Peu avant son départ pour le Royaume-Uni, Neagu développe une sculpture contrainte par un choix restreint de matériaux, tous bon marché, tels que des boîtes d’allumettes, du carton, du bois ou du cuir. Il crée des objets construits par unités cellulaires, parfois articulés par des charnières, qu’il met en scène lors d’actions urbaines à Bucarest (documentées dans le film Neagu’s Boxes, 1969). Nourri par ses lectures anthroposophiques, il formule, dans le Palpable Art Manifesto publié à Edimbourg en 1969, les bases théoriques sur lesquelles il construira l’ensemble de son œuvre : la vision d’un art qui s’appréhende par les cinq sens et qui appelle à l’interconnectivité des êtres avec leur environnement. Nommé Anthropocosmos, ce système se traduit dans ses œuvres par une grille alvéolée qui fragmente en cellules creuses et rectangulaires les parties sensibles du corps humain – le doigt, la main, les lèvres, l’œil, le sein – ou le corps tout entier. 
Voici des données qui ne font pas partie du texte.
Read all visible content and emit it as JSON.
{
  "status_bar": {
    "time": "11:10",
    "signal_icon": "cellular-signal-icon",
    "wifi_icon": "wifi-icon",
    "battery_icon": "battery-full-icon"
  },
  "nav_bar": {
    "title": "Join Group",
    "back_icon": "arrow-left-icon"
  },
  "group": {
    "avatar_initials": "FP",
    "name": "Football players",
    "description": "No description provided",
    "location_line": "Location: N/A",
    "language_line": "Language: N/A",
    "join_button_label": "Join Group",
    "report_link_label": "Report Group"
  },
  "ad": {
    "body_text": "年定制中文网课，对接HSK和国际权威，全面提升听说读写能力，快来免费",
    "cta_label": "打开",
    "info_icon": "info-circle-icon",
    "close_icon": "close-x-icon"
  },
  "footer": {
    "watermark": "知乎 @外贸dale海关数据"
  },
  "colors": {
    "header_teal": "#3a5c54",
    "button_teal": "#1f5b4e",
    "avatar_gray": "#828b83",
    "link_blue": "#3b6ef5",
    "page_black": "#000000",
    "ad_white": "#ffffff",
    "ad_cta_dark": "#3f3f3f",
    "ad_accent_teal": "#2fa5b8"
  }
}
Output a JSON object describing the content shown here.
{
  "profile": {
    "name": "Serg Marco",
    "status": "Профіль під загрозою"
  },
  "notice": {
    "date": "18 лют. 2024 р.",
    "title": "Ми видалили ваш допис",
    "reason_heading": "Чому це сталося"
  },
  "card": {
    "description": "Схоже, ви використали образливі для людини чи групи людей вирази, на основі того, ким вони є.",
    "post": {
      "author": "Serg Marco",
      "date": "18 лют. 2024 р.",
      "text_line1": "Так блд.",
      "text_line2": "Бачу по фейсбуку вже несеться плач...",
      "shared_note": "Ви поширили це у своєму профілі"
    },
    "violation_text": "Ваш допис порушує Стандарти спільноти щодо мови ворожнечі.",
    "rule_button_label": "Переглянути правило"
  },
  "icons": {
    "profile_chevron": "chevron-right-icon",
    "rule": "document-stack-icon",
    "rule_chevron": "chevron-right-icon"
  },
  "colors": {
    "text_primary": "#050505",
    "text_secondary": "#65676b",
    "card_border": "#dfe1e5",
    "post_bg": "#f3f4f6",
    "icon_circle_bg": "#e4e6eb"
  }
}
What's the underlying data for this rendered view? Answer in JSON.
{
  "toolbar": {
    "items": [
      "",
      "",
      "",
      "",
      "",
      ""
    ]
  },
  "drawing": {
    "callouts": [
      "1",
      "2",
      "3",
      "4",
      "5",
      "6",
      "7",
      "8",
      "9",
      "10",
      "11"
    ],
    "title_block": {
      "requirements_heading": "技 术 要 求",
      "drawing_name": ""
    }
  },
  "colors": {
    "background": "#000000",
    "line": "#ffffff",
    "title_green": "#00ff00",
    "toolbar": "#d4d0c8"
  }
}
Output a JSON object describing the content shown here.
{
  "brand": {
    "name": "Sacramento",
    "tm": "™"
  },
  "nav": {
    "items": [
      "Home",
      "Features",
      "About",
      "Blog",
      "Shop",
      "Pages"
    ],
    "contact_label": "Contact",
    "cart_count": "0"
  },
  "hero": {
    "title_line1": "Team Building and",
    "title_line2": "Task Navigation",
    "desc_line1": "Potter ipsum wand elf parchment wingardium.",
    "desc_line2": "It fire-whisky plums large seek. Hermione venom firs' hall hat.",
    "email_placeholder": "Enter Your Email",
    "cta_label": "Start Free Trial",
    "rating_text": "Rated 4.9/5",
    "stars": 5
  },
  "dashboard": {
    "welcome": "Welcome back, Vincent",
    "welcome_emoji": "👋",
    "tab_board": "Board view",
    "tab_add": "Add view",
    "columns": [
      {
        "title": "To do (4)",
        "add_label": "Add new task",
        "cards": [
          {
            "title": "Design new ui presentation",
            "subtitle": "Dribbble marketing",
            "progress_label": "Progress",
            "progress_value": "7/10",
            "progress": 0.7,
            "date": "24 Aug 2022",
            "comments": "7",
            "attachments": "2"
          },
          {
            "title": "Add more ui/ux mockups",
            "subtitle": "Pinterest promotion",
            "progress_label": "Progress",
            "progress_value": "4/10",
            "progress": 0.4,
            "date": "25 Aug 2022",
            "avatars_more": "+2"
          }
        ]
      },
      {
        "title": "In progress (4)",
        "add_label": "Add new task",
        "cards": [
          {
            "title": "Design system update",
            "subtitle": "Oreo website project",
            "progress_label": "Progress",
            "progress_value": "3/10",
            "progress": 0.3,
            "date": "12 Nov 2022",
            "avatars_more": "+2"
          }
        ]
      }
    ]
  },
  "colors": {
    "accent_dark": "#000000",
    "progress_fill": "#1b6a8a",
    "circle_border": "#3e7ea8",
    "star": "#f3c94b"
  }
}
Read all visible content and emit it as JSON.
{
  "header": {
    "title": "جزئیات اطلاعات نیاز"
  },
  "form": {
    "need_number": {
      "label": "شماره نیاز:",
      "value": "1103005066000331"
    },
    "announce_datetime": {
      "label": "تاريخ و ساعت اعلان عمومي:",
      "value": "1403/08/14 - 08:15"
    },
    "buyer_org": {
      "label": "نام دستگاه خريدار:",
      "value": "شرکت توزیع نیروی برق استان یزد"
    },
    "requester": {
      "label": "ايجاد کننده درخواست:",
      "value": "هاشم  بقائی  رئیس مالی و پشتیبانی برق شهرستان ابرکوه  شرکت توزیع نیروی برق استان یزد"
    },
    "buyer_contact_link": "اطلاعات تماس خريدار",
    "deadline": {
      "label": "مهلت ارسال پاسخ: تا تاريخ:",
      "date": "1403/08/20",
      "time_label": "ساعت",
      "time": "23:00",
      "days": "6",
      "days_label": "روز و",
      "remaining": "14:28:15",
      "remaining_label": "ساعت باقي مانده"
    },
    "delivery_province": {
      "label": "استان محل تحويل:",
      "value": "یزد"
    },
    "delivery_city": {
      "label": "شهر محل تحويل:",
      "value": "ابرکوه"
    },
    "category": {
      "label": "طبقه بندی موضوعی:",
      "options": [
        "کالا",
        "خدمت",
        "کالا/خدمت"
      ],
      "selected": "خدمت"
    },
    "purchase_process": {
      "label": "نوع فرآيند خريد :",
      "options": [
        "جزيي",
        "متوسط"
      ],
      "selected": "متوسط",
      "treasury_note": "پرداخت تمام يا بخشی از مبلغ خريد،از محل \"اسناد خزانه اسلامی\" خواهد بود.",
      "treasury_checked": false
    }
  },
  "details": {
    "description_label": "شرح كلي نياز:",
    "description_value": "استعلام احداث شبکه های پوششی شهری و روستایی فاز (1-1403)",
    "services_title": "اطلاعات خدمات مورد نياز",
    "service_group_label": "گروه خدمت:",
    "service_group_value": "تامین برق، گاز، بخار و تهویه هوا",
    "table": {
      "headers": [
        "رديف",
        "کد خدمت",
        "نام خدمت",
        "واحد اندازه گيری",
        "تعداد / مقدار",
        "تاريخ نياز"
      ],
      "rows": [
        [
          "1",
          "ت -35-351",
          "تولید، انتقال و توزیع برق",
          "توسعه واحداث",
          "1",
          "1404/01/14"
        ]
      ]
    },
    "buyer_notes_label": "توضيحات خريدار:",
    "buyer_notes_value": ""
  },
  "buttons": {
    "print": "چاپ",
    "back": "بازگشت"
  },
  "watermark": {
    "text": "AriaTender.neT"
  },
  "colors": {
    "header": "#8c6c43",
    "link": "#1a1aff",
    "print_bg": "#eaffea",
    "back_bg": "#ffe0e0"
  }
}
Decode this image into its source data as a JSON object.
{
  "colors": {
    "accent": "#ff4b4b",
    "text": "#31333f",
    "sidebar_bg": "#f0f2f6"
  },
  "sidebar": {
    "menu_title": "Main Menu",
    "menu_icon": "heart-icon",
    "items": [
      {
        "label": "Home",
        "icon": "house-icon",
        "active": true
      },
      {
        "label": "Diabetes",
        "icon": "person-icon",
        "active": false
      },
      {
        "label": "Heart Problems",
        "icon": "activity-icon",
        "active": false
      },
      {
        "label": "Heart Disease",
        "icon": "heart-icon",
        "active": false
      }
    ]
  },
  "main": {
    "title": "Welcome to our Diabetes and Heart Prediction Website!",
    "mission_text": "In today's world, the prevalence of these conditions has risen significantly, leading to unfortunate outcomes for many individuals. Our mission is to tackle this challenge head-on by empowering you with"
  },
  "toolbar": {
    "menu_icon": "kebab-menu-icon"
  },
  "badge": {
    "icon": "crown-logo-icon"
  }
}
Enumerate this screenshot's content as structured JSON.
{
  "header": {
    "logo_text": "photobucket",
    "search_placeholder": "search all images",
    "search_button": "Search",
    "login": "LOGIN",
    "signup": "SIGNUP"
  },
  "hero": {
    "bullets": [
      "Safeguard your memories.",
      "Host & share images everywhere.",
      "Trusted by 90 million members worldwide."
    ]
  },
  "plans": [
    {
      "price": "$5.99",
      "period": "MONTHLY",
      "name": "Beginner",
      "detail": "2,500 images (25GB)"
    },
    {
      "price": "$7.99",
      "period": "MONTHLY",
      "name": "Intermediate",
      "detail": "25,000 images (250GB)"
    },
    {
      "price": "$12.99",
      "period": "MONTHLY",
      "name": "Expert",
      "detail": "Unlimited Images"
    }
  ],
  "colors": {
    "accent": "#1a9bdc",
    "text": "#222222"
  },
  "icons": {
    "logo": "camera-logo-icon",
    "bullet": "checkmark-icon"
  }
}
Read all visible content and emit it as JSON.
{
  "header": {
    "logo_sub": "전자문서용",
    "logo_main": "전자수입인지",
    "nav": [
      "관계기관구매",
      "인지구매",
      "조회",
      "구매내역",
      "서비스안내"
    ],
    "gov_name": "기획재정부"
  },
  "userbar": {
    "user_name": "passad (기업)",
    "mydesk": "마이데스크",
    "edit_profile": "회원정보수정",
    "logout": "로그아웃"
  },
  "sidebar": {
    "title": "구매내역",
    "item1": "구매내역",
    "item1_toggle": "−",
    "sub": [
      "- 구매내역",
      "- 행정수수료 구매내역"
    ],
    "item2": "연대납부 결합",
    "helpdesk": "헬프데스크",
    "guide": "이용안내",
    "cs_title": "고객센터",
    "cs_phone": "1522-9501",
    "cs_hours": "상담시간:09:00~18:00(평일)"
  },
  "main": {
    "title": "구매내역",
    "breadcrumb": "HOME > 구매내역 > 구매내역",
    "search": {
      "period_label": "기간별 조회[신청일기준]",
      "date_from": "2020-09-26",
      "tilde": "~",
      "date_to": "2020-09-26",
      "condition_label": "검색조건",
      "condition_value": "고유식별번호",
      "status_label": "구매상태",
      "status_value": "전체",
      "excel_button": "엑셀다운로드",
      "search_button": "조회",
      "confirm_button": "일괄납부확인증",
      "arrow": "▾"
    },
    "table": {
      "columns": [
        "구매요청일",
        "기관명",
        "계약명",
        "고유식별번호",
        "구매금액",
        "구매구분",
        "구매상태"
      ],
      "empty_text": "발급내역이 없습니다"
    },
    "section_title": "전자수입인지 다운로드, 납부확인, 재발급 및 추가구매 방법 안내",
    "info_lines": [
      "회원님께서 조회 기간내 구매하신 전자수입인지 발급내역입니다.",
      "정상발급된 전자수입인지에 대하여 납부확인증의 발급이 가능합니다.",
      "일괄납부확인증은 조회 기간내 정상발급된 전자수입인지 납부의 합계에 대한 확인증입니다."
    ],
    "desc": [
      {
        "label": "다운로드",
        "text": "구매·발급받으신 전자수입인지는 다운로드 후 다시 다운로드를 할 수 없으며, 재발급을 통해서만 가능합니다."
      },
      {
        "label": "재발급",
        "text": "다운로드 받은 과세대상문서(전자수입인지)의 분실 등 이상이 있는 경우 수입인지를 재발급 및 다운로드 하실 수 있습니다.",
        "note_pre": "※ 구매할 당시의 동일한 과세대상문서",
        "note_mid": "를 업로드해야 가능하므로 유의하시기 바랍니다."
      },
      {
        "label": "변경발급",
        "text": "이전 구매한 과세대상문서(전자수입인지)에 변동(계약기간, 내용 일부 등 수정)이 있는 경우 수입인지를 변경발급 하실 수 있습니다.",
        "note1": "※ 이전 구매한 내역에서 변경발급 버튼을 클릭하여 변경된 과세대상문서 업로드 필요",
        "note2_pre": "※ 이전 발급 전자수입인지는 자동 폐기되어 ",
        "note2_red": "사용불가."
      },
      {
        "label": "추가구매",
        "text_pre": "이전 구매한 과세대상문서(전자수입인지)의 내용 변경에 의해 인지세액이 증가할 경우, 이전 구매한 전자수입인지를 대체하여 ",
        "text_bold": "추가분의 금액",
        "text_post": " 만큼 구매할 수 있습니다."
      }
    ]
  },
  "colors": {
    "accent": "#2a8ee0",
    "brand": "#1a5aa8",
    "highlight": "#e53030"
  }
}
Insérée dans une grille géométrique, la figure humaine participe à un système intitulé Generative Art Code. Celui-ci théorise et codifie la coexistence dynamique des trois régimes qui, selon l’artiste, définissent les expériences philosophiques ou sociales : l’instinct primaire (représenté par le triangle), l’ordre et la rationalité de la société cartésienne (le rectangle) et enfin la révélation du soi grâce à la libération des normes et des contraintes (le cercle). Cet affranchissement ne peut être atteint que par le mouvement : le saut, la ronde, ou la « tornade », un motif-clé de l’œuvre de l’artiste. Fort de ce programme, Neagu fonde en 1972 le Generative Art Group, un collectif de cinq artistes dont il est le seul membre non fictionnel, et du nom duquel il signe un catalogue et de nombreuses œuvres. Chacun des membres du groupe, dûment nommé et doté d’une biographie, se présente comme l’unité constitutive d’une superstructure.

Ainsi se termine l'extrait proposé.